# Cork Tape ?



## BLUESMAN (Nov 4, 2003)

I have a couple of lamiglas spinning rods around here that I'd like to duplicate the look of. Thier cork handles look seamless. How difficult is it to get a tight seamless appearance. Does the adhesive backing hold?


----------



## ASK4Fish (May 4, 2005)

the adhesive backing is plenty to wrap it tight and close...gaps will not show if the cork is not swolen when you apply it...if it is...the cork will dry and the gaps will show...cork tape is cheap...experiment...


----------



## junkmansj (Jul 23, 2005)

it's sort of a Wrap and push, Take your time and work it tight. just did almost 30 inches looks pretty good!
Buy 3X the distance covered Finished ends with a 1/4" tread wrap + epoxy


----------



## ASK4Fish (May 4, 2005)

junkmansj said:


> i Finished ends with a 1/4" tread wrap + epoxy


you can also use about 1/2" of shrink tube to seal off the ends...thats what i've been experimenting with...


----------



## Clyde (Oct 18, 2003)

Here's a little trick I use with corktape. Shhhhh! Don't tell anybody!  Thoroughly wet the blank with WD-40 before applying the cork tape. This will allow you to easily twist & slide it very tightly and you'll get a nearly seamless look every time.


----------



## ASK4Fish (May 4, 2005)

Clyde said:


> Here's a little trick I use with corktape. Shhhhh! Don't tell anybody!  Thoroughly wet the blank with WD-40 before applying the cork tape. This will allow you to easily twist & slide it very tightly and you'll get a nearly seamless look every time.

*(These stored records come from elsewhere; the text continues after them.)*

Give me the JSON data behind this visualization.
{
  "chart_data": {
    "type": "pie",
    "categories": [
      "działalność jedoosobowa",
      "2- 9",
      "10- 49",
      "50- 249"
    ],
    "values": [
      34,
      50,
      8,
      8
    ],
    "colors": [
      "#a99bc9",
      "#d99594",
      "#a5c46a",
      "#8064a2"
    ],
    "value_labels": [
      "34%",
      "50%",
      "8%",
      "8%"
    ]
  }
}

the oil will also swell the tape somewhat to make it even more seamless...i've always heard a well oiled cork (tape or grip in general) is much less likely to wear...do you believe that clyde?


----------



## Clyde (Oct 18, 2003)

Well I've definately not noticed any negative effects of it wearing on the cork tape. I can see how it could possibly help it to resist water as well. I definately believe in oiling natural cork, I use two coats of tru-oil on all my natural cork. Gives it a nice deep colored look and protects it as well.


----------



## BLUESMAN (Nov 4, 2003)

*Thanks guys!*

I think I'll take Clyde's trick and ASK4Fish's advice and experiment! I wonder how Armorall would be for that cork tape?


----------



## hustlur (Jan 29, 2007)

Just a suggestion. Go to a regular skateboard shop and buy a sheet of the finest grip tape. I usually put this where I tend to hold the rod more. I wrap everything with cork tape and leave the grip tape exposed.(I use a little cork tape to hold the edges just to be safe.) The adhesive on the grip tape sticks real well. Try to get a brand called "Flypaper".

Hustlur


----------



## SteveZ (Nov 30, 2006)

Hmmm. I use denatured alcohol to "lube" the blank when I apply the tape. It evaporates and the glue sticks really well. Does the WD-40 evaporate as well??? I'll hafta try it next time. Thanks for the tip, Clyde.


----------



## Joey (May 27, 2001)

Can anyone tell me where I can buy the cork tape used on Lamiglas surf rods? St. Croix's cork tape looks the same too. I've purchased the cork tape from mudhole (American Tackle) and didn't like it all. Thanks.


----------



## ASK4Fish (May 4, 2005)

i've never had a problem with mudhole's cork tape...its nice and sticky and as long as you wrap it dry and tight it'll hold really well...the only downside is that its darker than some other brands...


----------



## Fisher (May 22, 2006)

*wd 40*



Clyde said:


> Here's a little trick I use with corktape. Shhhhh! Don't tell anybody!  Thoroughly wet the blank with WD-40 before applying the cork tape. This will allow you to easily twist & slide it very tightly and you'll get a nearly seamless look every time.


Putting wd40 on a blank will ruin it


----------



## Clyde (Oct 18, 2003)

obviously not, I've been doing it for years.


----------



## jcreamer (Mar 6, 2001)

Clyde said:


> obviously not, I've been doing it for years.


I agree Clyde I just redid a rod but I sprayed it with wd40 after I had taped it. It came out pretty good.

JohnC


----------